The Zilliqa network experienced an unplanned outage due to a specific function call (Scilla built in function) that impacted the Mainnet operation on the 29th July at 22:59:14 UTC
Early investigation and immediate actions taken
We identified (by analyzing the node logs) that the root cause was the built-in Scilla function-call ecdsa_recover_pk with an “out of range” parameter. The out of range parameter (rec_id) was not handled correctly by the integrated OCaml secp256k1 library, and that caused a segmentation fault. The segmentation fault caused the Scilla server process to terminate on the mining nodes. The Zilliqa process depends on the Scilla server process – so the Zilliqa binary stopped processing blocks and the main net stopped progressing.
Investigating the Root Cause
The root cause: The built in Scilla function ecdsa_recover_pk caused a crash.
The Scilla function depends on an external library secp256k1 (cryptographic library). The deployed version of secp256k1 resulted in a segmentation fault when one of the parameters (rec_id) was out of range (valid range is 0,1,2,3). In this case, the caller used 28 as the rec_id parameter, which led to the outage.

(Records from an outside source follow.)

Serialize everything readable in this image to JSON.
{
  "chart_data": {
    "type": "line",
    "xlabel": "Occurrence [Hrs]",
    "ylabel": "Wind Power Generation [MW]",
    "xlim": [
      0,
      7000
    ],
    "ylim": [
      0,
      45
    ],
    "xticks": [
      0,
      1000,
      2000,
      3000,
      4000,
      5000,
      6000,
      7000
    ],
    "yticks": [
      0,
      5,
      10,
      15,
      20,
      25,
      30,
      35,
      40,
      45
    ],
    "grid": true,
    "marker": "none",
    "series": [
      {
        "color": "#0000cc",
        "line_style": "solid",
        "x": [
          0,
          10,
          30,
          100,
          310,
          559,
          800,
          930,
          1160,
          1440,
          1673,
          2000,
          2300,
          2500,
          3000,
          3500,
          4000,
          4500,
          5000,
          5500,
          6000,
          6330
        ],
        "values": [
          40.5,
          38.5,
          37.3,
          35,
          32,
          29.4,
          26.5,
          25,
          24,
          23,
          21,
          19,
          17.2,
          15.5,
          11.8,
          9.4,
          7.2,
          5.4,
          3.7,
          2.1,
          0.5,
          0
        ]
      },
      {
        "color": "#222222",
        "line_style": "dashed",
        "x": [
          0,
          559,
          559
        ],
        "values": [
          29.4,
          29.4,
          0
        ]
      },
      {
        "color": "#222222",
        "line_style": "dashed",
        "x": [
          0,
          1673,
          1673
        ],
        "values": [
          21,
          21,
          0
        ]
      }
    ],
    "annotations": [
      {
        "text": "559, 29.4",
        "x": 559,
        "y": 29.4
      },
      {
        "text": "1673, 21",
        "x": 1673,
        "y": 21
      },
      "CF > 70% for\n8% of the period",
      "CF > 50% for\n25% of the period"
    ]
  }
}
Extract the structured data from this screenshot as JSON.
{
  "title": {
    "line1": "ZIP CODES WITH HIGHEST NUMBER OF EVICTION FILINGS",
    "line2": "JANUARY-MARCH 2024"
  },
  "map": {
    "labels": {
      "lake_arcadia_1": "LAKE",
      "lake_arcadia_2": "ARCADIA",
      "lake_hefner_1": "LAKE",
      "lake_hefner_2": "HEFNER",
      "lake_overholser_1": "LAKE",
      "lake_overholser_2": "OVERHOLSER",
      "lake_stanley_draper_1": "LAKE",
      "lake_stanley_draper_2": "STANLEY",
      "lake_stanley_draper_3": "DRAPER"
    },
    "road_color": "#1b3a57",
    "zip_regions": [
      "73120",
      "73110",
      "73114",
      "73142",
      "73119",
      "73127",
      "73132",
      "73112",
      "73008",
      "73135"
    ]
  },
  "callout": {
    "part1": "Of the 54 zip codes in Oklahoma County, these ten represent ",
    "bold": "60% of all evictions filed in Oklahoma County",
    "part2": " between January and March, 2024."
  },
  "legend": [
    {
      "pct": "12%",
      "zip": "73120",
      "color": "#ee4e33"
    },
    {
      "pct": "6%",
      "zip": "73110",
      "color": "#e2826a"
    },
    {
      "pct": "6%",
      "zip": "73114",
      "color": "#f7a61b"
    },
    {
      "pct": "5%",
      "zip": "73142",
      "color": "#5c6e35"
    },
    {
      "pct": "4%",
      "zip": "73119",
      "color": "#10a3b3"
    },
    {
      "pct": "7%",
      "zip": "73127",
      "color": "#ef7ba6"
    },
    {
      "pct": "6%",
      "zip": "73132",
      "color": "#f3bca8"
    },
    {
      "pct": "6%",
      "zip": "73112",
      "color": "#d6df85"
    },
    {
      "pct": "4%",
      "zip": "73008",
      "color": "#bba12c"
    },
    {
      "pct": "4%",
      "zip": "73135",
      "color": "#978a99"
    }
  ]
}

The secp256k1 OCaml wrapper libraries did not check (until version 0.4.4) the recid argument is within the bounds calling the unsafe code which segmentation faults if given incorrect inputs.
Proposed Fix and Next Steps
The proposed fix is to rebuild the Scilla instance again to ensure that it would pick up the latest version (0.4.4) of secp256k1 OCaml wrapper library, which was reprogrammed to ensure that it handled the out of range parameter correctly and mitigate this issue reoccurring.
Status of Fix and next Steps
We rebuilt the Scilla binaries running on the Zilliqa miners with the latest version (0.4.4) of the OCaml wrapper library, and the dependent Zilliqa binaries to ensure that it would pick up the new Scilla version (v0.11.1). This has been tested in our private dev testnet and we could reproduce the issue before the fix. We shall proceed to deploy the binaries on the main net and look to converge the network as quickly as possible.
Thanks for your patience and we sincerely apologise for the inconvenience and thanks for the continued support.
We shall keep you updated.
The Zilliqa Team